Un patient est hospitalisé pour protéinurie de débit néphrotique avec urines laiteuses. L’ensemble du tableau est expliqué par une chylurie (passage de lymphe dans les urines), dont le bilan étiologique retrouve une fistule lymphatico-urinaire probablement séquellaire d’une filariose. En général, le diagnostic de chylurie est affirmé par la présence de chylomicrons dans les urines. La fistule lymphatico-urinaire peut être mise en évidence par différentes techniques (cystoscopie, pyélographie rétrograde, uroscanner, lymphoscintigraphie). Les étiologies des chyluries sont majoritairement parasitaires (filariose, échinococcose, cysticercose) et parfois liées à d’autres causes telles les pathologies granulomateuses ou néoplasiques, des anomalies congénitales du système lymphatique, ainsi que des séquelles de traumatismes ou postopératoires. Les chyluries sont une des étiologies des protéinuries de débit néphrotique d’origine post-néphronique. Selon le retentissement de la chylurie, la prise en charge est soit une abstention thérapeutique, soit une sclérothérapie pelvienne, soit une chirurgie.
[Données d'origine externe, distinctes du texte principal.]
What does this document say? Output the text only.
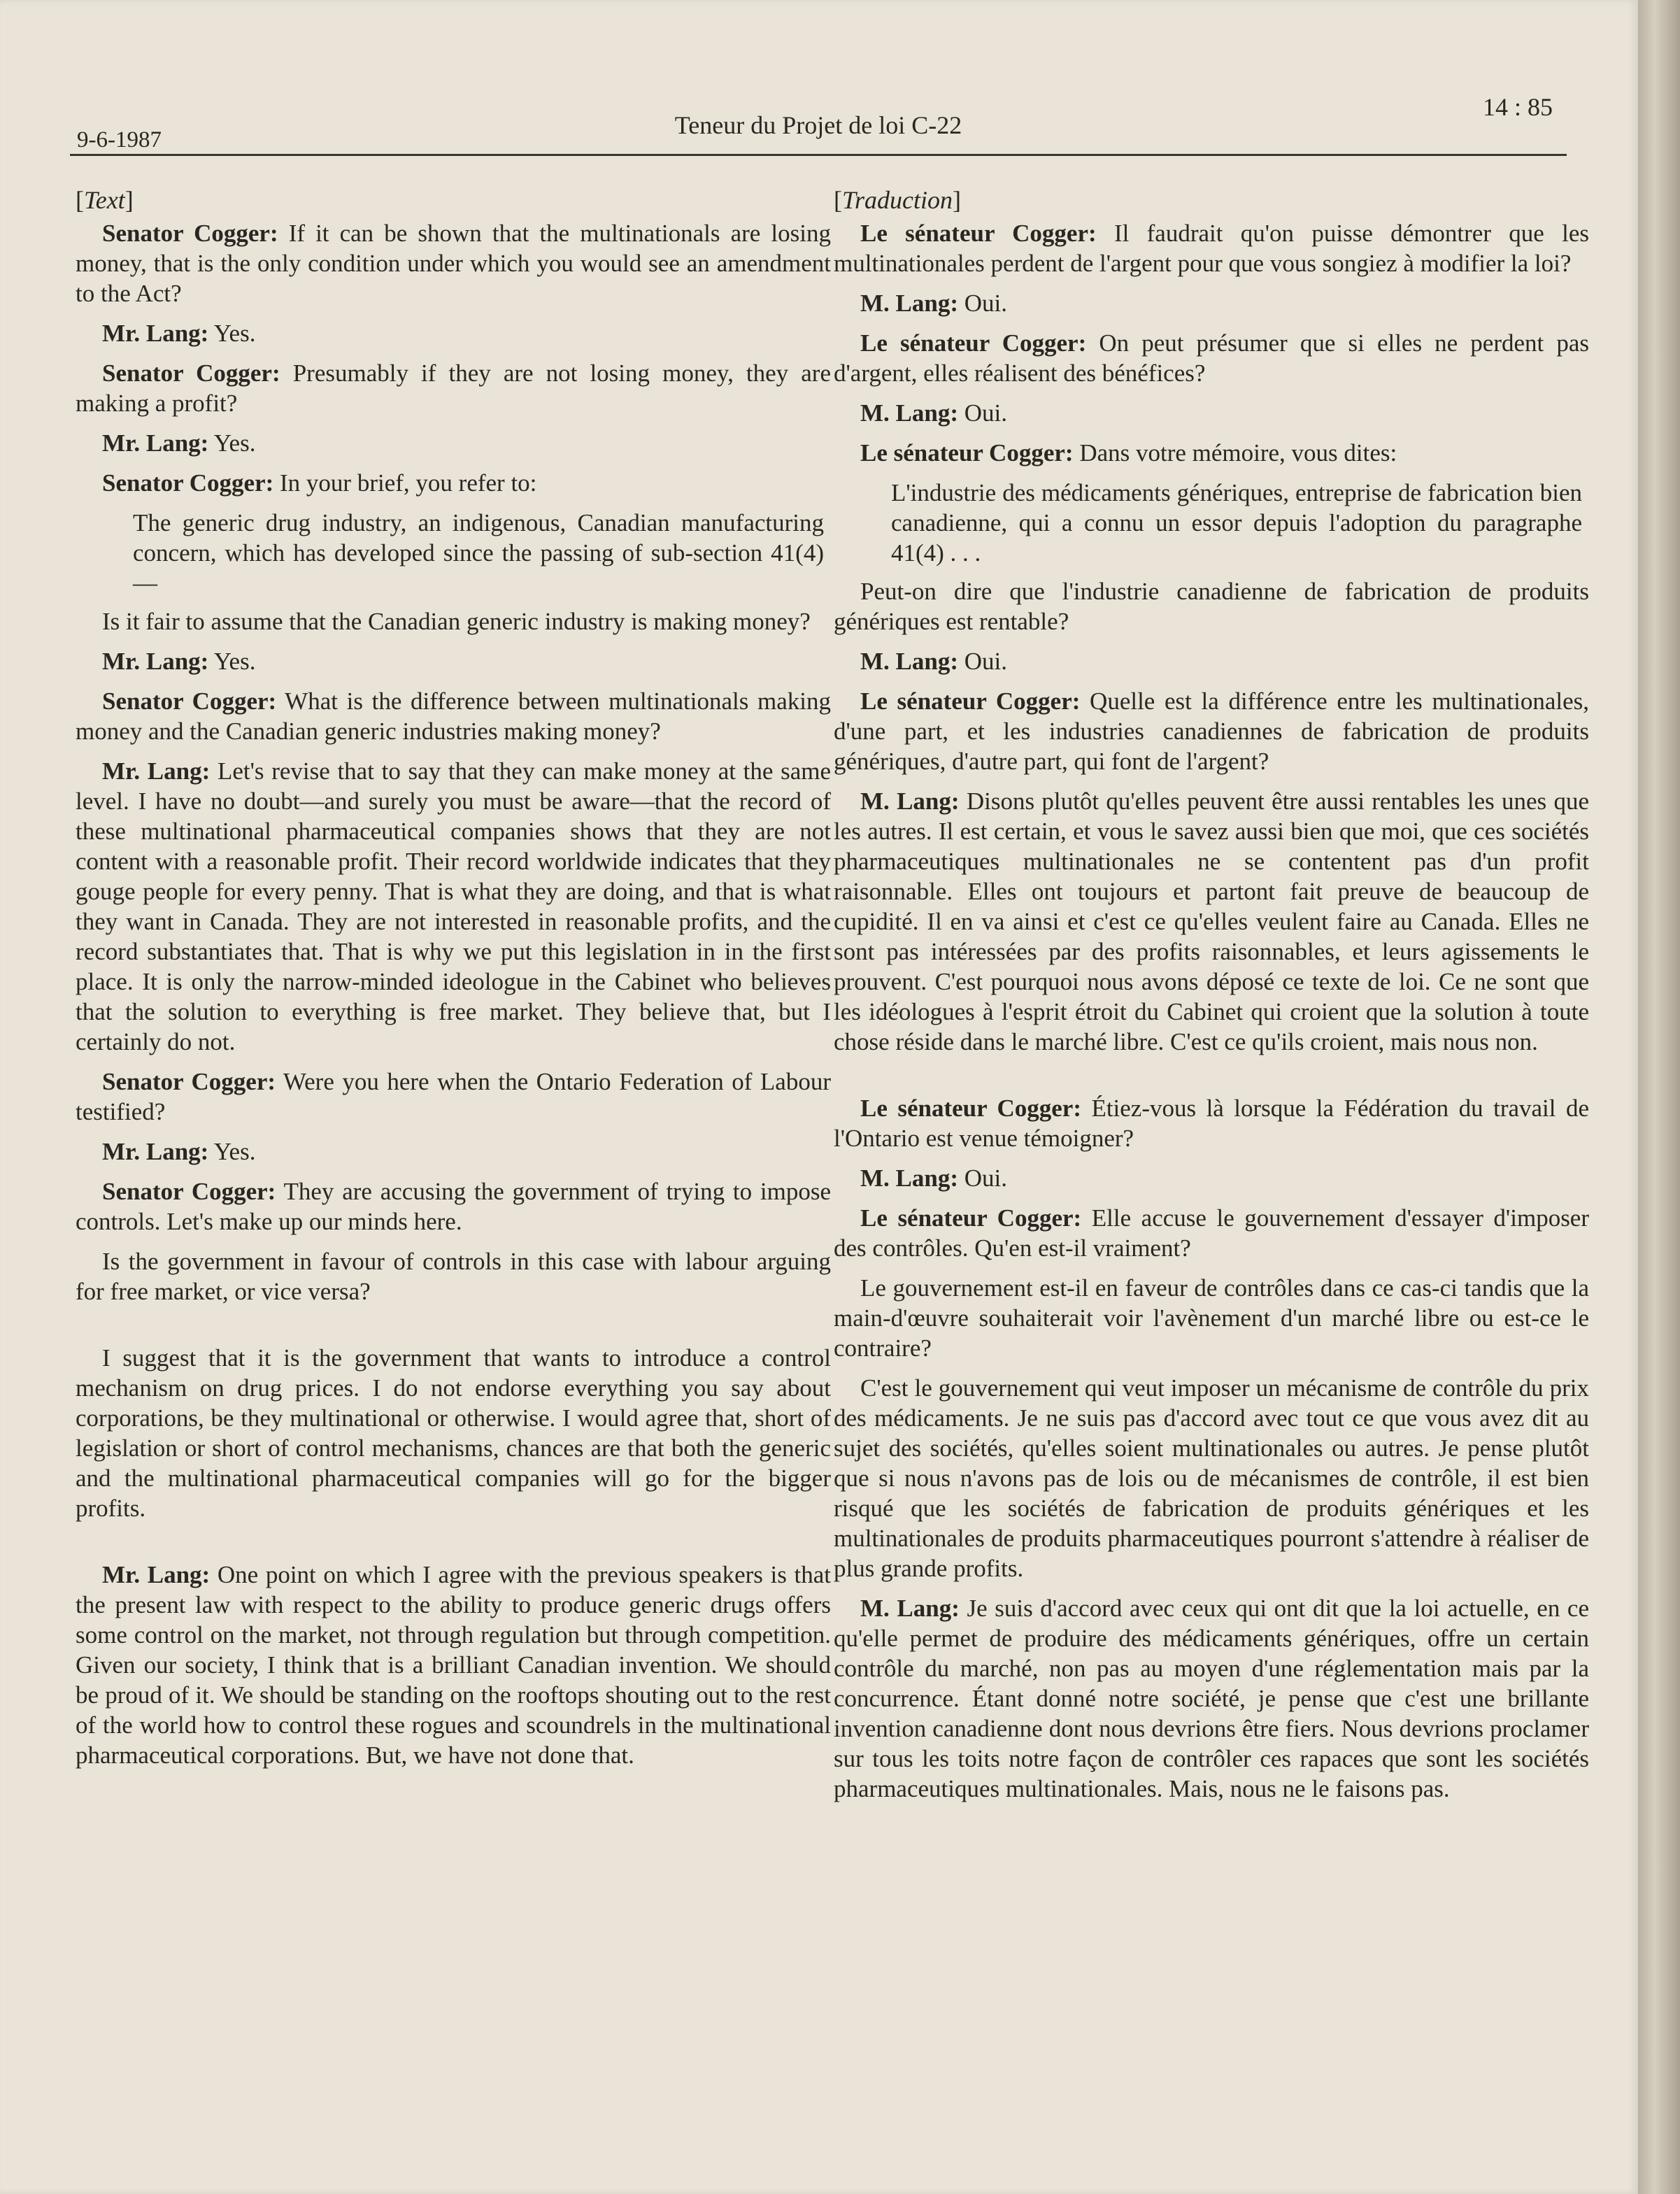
9-6-1987
Teneur du Projet de loi C-22
14 : 85
[Text]

Senator Cogger: If it can be shown that the multinationals are losing money, that is the only condition under which you would see an amendment to the Act?

Mr. Lang: Yes.

Senator Cogger: Presumably if they are not losing money, they are making a profit?

Mr. Lang: Yes.

Senator Cogger: In your brief, you refer to:

The generic drug industry, an indigenous, Canadian manufacturing concern, which has developed since the passing of sub-section 41(4)—

Is it fair to assume that the Canadian generic industry is making money?

Mr. Lang: Yes.

Senator Cogger: What is the difference between multinationals making money and the Canadian generic industries making money?

Mr. Lang: Let's revise that to say that they can make money at the same level. I have no doubt—and surely you must be aware—that the record of these multinational pharmaceutical companies shows that they are not content with a reasonable profit. Their record worldwide indicates that they gouge people for every penny. That is what they are doing, and that is what they want in Canada. They are not interested in reasonable profits, and the record substantiates that. That is why we put this legislation in in the first place. It is only the narrow-minded ideologue in the Cabinet who believes that the solution to everything is free market. They believe that, but I certainly do not.

Senator Cogger: Were you here when the Ontario Federation of Labour testified?

Mr. Lang: Yes.

Senator Cogger: They are accusing the government of trying to impose controls. Let's make up our minds here.

Is the government in favour of controls in this case with labour arguing for free market, or vice versa?

I suggest that it is the government that wants to introduce a control mechanism on drug prices. I do not endorse everything you say about corporations, be they multinational or otherwise. I would agree that, short of legislation or short of control mechanisms, chances are that both the generic and the multinational pharmaceutical companies will go for the bigger profits.

Mr. Lang: One point on which I agree with the previous speakers is that the present law with respect to the ability to produce generic drugs offers some control on the market, not through regulation but through competition. Given our society, I think that is a brilliant Canadian invention. We should be proud of it. We should be standing on the rooftops shouting out to the rest of the world how to control these rogues and scoundrels in the multinational pharmaceutical corporations. But, we have not done that.

[Traduction]

Le sénateur Cogger: Il faudrait qu'on puisse démontrer que les multinationales perdent de l'argent pour que vous songiez à modifier la loi?

M. Lang: Oui.

Le sénateur Cogger: On peut présumer que si elles ne perdent pas d'argent, elles réalisent des bénéfices?

M. Lang: Oui.

Le sénateur Cogger: Dans votre mémoire, vous dites:

L'industrie des médicaments génériques, entreprise de fabrication bien canadienne, qui a connu un essor depuis l'adoption du paragraphe 41(4) . . .

Peut-on dire que l'industrie canadienne de fabrication de produits génériques est rentable?

M. Lang: Oui.

Le sénateur Cogger: Quelle est la différence entre les multinationales, d'une part, et les industries canadiennes de fabrication de produits génériques, d'autre part, qui font de l'argent?

M. Lang: Disons plutôt qu'elles peuvent être aussi rentables les unes que les autres. Il est certain, et vous le savez aussi bien que moi, que ces sociétés pharmaceutiques multinationales ne se contentent pas d'un profit raisonnable. Elles ont toujours et partont fait preuve de beaucoup de cupidité. Il en va ainsi et c'est ce qu'elles veulent faire au Canada. Elles ne sont pas intéressées par des profits raisonnables, et leurs agissements le prouvent. C'est pourquoi nous avons déposé ce texte de loi. Ce ne sont que les idéologues à l'esprit étroit du Cabinet qui croient que la solution à toute chose réside dans le marché libre. C'est ce qu'ils croient, mais nous non.

Le sénateur Cogger: Étiez-vous là lorsque la Fédération du travail de l'Ontario est venue témoigner?

M. Lang: Oui.

Le sénateur Cogger: Elle accuse le gouvernement d'essayer d'imposer des contrôles. Qu'en est-il vraiment?

Le gouvernement est-il en faveur de contrôles dans ce cas-ci tandis que la main-d'œuvre souhaiterait voir l'avènement d'un marché libre ou est-ce le contraire?

C'est le gouvernement qui veut imposer un mécanisme de contrôle du prix des médicaments. Je ne suis pas d'accord avec tout ce que vous avez dit au sujet des sociétés, qu'elles soient multinationales ou autres. Je pense plutôt que si nous n'avons pas de lois ou de mécanismes de contrôle, il est bien risqué que les sociétés de fabrication de produits génériques et les multinationales de produits pharmaceutiques pourront s'attendre à réaliser de plus grande profits.

M. Lang: Je suis d'accord avec ceux qui ont dit que la loi actuelle, en ce qu'elle permet de produire des médicaments génériques, offre un certain contrôle du marché, non pas au moyen d'une réglementation mais par la concurrence. Étant donné notre société, je pense que c'est une brillante invention canadienne dont nous devrions être fiers. Nous devrions proclamer sur tous les toits notre façon de contrôler ces rapaces que sont les sociétés pharmaceutiques multinationales. Mais, nous ne le faisons pas.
A patient is admitted in hospital to explore a nephrotic proteinuria associated with milky urine. This is explained by a chyluria (presence of lymphatic fluid in the urines), which is due to a pyelolymphatic fistula probably linked to a lymphatic filariasis. Usually, the diagnosis of chyluria can be confirmed by the presence of urinary chylomicrons. The presence of an urinary-lymphatic fistula can be proved by different techniques (cystoscopy, retrograde pyelography, uroscanner, lymphoscintigraphy). The main cause of chyluria is parasitic infections (filarial infection, echinococcus, cysticercosis), but other causes can be found, such as granulomatosis, neoplasia, lymphatic malformations, or sequela of surgery or traumatism. Chyluria is one of the causes of post-nephronic nephrotic proteinuria. Depending on the impact of the chyluria for the patient, there will either be no treatment, or a treatment by sclerotherapy or surgery.